Have you been watching the Olympic Games? I have been doing so most nights.
I was raised with the notion that a successful American Olympic athlete had to win gold in order to achieve success. Anything less would be considered a failure.
I had never seen the image of an Olympian on a box of Wheaties who was a silver medalist.
Anyway, that was rolling around in my head as a youth.
As I’ve grown in years, I began to rethink things.
While I still believe a gold medal is the ultimate goal of any Olympic athlete, I no longer think of falling short of that goal as an abysmal failure.
Also, those who place second and third do not lose the gold; on the contrary, they have won a silver or bronze medal.
And those who do not finish in the top three positions are not losers either; they were chosen to be Olympic athletes representing their respective countries. They share having already won that great honor.
Everyone in the Olympic games is a celebrated athlete. Competition provides the opportunity for even greater recognition, adding to the accolades that they have already earned.
So, they are all winners.
This is a different way of seeing things, and I believe it represents a healthier outlook.
In Ephesians, the Apostle Paul writes to a Christian community to remind them of key teachings. One of them is to love one another. Paul’s advice is to speak words that are “useful for building up.”

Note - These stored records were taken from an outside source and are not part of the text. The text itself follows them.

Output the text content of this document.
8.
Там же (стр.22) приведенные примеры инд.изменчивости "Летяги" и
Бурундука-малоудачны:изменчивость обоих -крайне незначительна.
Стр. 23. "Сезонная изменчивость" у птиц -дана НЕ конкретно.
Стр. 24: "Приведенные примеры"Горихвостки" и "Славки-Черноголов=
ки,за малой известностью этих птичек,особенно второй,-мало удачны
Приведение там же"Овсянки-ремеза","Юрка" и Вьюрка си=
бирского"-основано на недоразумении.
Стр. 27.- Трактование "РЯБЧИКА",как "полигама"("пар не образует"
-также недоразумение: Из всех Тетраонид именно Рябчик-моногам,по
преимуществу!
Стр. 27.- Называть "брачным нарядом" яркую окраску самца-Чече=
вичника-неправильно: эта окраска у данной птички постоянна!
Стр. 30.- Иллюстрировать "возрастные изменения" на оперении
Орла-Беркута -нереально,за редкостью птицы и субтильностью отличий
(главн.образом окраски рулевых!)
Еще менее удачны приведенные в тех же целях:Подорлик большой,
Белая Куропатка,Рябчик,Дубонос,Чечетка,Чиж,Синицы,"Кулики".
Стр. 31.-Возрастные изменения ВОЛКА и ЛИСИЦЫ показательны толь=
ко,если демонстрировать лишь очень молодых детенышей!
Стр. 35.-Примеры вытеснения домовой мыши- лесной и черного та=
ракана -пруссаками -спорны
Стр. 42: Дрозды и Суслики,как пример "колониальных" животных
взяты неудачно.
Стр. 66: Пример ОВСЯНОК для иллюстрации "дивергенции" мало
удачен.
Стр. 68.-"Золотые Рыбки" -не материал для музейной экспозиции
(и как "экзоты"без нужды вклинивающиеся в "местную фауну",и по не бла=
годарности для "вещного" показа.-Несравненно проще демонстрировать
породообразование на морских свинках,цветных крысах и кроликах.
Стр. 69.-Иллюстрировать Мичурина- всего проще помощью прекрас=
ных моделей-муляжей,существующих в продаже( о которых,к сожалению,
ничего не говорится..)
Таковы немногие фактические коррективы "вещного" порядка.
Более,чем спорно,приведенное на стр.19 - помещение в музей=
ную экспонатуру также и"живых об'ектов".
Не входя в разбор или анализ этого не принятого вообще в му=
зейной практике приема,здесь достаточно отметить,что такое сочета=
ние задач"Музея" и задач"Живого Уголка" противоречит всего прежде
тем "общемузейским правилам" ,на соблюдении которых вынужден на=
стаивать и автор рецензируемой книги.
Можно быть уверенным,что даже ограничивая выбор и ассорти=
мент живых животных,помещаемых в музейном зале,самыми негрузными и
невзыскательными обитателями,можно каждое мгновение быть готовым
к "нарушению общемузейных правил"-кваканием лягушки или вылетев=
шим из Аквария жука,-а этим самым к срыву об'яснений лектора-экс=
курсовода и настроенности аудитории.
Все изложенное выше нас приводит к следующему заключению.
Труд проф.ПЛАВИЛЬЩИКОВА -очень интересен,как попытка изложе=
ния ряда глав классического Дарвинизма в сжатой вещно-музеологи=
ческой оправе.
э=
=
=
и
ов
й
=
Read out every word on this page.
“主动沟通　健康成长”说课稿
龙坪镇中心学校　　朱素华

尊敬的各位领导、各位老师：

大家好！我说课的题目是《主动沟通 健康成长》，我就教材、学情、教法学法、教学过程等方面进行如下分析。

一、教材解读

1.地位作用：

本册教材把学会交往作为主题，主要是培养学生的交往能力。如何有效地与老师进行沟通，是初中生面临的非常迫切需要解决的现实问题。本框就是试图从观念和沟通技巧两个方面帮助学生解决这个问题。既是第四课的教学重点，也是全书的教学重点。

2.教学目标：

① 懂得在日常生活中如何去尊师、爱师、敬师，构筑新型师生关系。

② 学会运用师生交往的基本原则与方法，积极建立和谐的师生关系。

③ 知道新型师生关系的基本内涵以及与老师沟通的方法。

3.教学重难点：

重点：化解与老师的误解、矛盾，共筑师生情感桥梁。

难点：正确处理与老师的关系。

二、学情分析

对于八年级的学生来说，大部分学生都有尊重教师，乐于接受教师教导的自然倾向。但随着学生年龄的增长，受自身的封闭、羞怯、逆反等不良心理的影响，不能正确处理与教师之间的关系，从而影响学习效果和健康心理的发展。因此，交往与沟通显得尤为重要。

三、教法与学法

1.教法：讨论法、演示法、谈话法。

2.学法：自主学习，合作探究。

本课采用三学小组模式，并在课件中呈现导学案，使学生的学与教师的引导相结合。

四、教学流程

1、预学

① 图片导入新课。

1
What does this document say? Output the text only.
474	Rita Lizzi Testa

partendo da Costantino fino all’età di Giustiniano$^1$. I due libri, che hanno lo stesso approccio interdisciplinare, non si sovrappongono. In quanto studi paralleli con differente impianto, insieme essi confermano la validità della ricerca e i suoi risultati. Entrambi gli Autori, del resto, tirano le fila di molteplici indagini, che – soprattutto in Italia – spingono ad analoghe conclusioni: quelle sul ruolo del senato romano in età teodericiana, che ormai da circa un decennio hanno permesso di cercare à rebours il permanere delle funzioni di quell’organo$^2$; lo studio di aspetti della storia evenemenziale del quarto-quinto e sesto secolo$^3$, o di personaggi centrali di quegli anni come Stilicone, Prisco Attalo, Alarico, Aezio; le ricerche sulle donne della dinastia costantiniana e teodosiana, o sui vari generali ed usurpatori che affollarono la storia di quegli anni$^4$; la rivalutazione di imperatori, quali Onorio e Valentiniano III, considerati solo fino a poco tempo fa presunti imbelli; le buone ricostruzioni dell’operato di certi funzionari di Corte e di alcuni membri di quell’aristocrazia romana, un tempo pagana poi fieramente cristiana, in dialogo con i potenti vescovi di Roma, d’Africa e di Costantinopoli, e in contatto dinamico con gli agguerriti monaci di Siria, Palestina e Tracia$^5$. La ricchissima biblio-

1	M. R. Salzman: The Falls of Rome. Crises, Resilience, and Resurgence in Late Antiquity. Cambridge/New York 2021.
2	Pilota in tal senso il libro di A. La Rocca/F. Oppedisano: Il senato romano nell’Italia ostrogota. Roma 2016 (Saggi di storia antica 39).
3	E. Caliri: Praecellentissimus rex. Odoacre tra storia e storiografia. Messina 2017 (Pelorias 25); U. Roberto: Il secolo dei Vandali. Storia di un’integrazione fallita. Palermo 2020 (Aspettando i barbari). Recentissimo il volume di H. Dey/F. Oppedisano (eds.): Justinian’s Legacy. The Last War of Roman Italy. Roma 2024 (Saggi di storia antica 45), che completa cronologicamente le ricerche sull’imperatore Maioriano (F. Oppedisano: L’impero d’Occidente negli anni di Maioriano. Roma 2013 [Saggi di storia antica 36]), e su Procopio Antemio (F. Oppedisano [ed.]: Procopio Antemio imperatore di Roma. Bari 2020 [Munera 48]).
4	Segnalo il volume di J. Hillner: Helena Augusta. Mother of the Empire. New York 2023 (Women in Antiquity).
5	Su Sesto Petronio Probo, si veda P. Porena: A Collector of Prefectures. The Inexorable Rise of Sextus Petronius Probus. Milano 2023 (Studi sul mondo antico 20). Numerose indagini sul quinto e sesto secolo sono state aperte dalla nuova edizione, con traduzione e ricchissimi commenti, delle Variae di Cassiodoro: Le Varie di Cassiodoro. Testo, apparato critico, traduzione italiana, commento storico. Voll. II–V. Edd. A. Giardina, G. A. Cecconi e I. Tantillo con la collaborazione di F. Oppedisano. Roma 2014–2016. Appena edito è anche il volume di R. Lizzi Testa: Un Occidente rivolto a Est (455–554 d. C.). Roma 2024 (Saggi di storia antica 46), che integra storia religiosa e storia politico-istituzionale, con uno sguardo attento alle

The world may teach us to elevate ourselves above those we somehow deem inferior and tear down anything different from ourselves.
However, I believe that there is a different way of seeing things.
We can recognize that each of us has been created by God. As such, we all share that honor.
The gold medalists among us are those who outdo others in striving for the greater good over self-interest.
Now that’s something that we should celebrate every day and not just every four years.
Walter is pastor of Immanuel Lutheran Church in Moses Lake and has served as parish pastor for more than 30 years.